Young woman with h/o hydroxycut use p/w subacute progressive abdominal distension & jaundice 2/2 new dx cirrhosis, UMN & sensory deficits, thought to be possibly due to copper deficiency from excessive zinc ingestion from the zinc in hydroxycut.
- Causes: Gastric surgery is most common cause of acquired copper deficiency. Other causes include excessive zinc ingestion, dietary copper deficiency, malabsorption syndromes, and chelation therapy in Wilson disease.
- Most common neurologic findings: Dorsal column disease (like Vitamin B12 deficiency) + spasticity & + Babinski, +/- peripheral small fiber neuropathy in stocking distribution
- Most common heme manifestations: anemia (MCV could be anything) and leukopenia. Thrombocytopenia and pancytopenia are relatively rare.
- One case series and a case report describe hepatic iron overload and/or cirrhosis in five patients with copper deficiency myeloneuropathy. Authors speculated this was caused by secondary deficiency of ceruloplasmin, which oxidizes iron for binding to transferrin, which facilitates iron mobilization.
Thackeray EW, Sanderson SO, Fox JC, Kumar N. Hepatic iron overload or cirrhosis may occur in acquired copper deficiency and is likely mediated by hypoceruloplasminemia. J Clin Gastroenterol 2011; 45:153.
Videt-Gibou D, Belliard S, Bardou-Jacquet E, et al. Iron excess treatable by copper supplementation in acquired aceruloplasminemia: a new form of secondary human iron overload? Blood 2009; 114:2360.
Friday, 1/11: GI Report
Thank you to Zane, one of our awesome new clerkship students, for presenting!
Young woman w/ h/o former alcohol & IV drug use, HCV, cirrhosis presumed 2/2 alcohol p/w decompensation w/ encephalopathy & ascites likely 2/2 non-adherence to diuretics.
- For diuresis, push the spironolactone until you see the UrineNa > UrineK.
- She should be referred for evaluation of liver transplant!
- This person should be treated for HCV to decrease the risk of progression of ESLD and HCC, though if she’s going for transplant, would do it afterward.
DDx for young adult with cirrhosis:
- Tox: Alcohol (can also accelerate other processes like HCV and NASH)
- 10 years of daily alcohol use of 80g for men and 30g for women can lead to cirrhosis, which is important to educate our patients about!
- Infectious: HCV, HBV (vertical transmission)
- Autoimmune: PBC, PSC, autoimmune hepatitis
- Infiltrative: Wilson disease, NASH
- Genetic: Wilson, glycogen & lysosomal storage diseases (like Gaucher’s), alpha-1 antitrypsin deficiency
- Copied from a prior blog post on 3/8/17 (thanks, Sam!)
- In a 1988 Indian studyof 63 young cirrhotic patients of mean age 22 years (Sarin SK, Gut 1988;29:101-107), the most common causes were HBV(50%), followed by alcohol (10%), cryptogenic (19%), and rarely, Wilson disease or alpha-1-antitrypsin deficiency (1% each).
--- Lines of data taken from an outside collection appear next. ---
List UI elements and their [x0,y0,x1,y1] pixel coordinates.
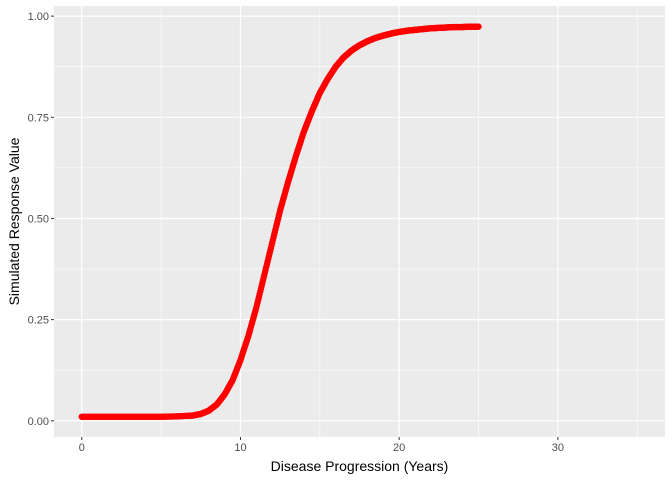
y-tick-label: 0.75 [28,112,49,124]
y-tick-label: 1.00 [28,11,49,23]
x-tick-label: 20 [393,442,405,454]
x-tick-label: 30 [552,442,564,454]
y-tick-label: 0.50 [28,213,49,225]
x-tick-label: 0 [79,442,85,454]
plot-panel [54,6,665,437]
minor-gridlines [54,6,665,437]
y-tick-label: 0.25 [28,315,49,327]
y-tick-label: 0.00 [28,416,49,428]
x-tick-label: 10 [234,442,246,454]
data-points [78,23,482,420]
major-gridlines [54,6,665,437]
data-point [475,23,482,30]
x-axis: 0 10 20 30 [79,437,564,454]
x-axis-title: Disease Progression (Years) [271,458,449,474]
y-axis: 0.00 0.25 0.50 0.75 1.00 [28,11,54,428]
y-axis-title: Simulated Response Value [6,137,22,305]
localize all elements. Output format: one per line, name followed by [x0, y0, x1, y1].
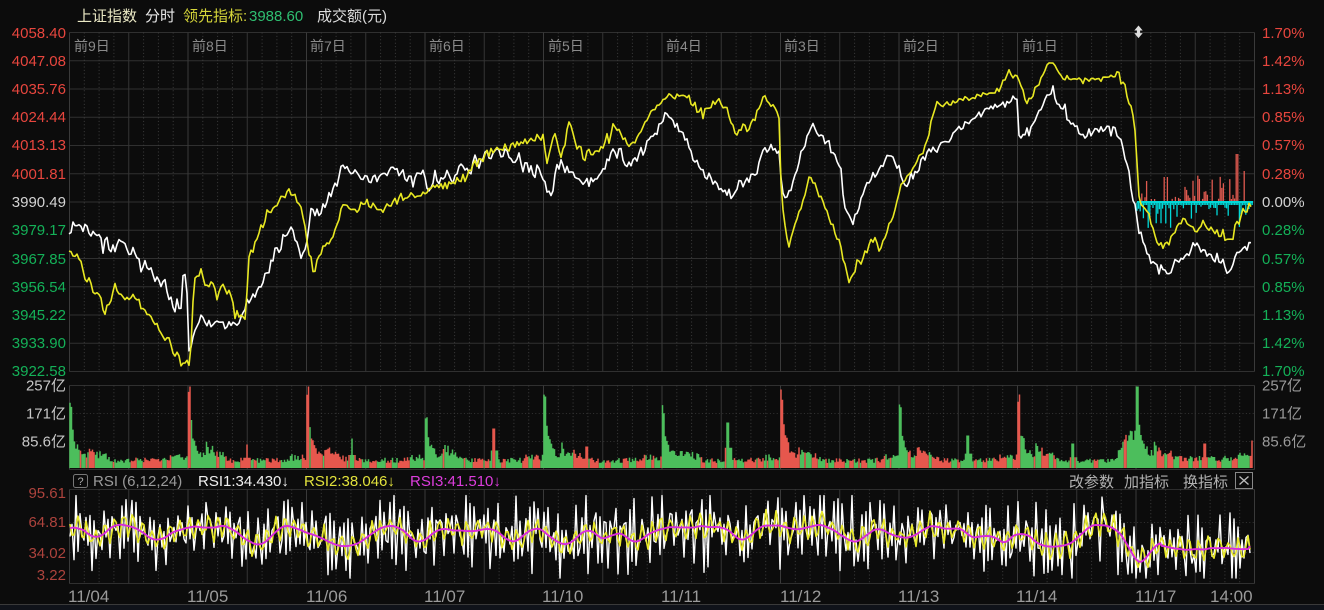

Notably, HCV was discovered in 1989 so would have been part of the cryptogenic group in this study.
- A 2014 U.S. study of 219 cirrhotic patients under the age of 40 (Sajja KC, J Investig Med 2014;62:920-926) showed that the most common causes of cirrhosis in patients <40 years old were alcohol(45%), HCV(33%), autoimmune (5%), cryptogenic/NASH (4%), HBV(4%), and PBC/PSC (2%). Notably, this study was single-hospital in Texas. The patients were 69% male, 41% Hispanic, 40% Caucasian, 14% African-American, and only 1% Asian/Pacific Islander, so the prevalence of vertically transmitted HBV is likely different than in the San Francisco population.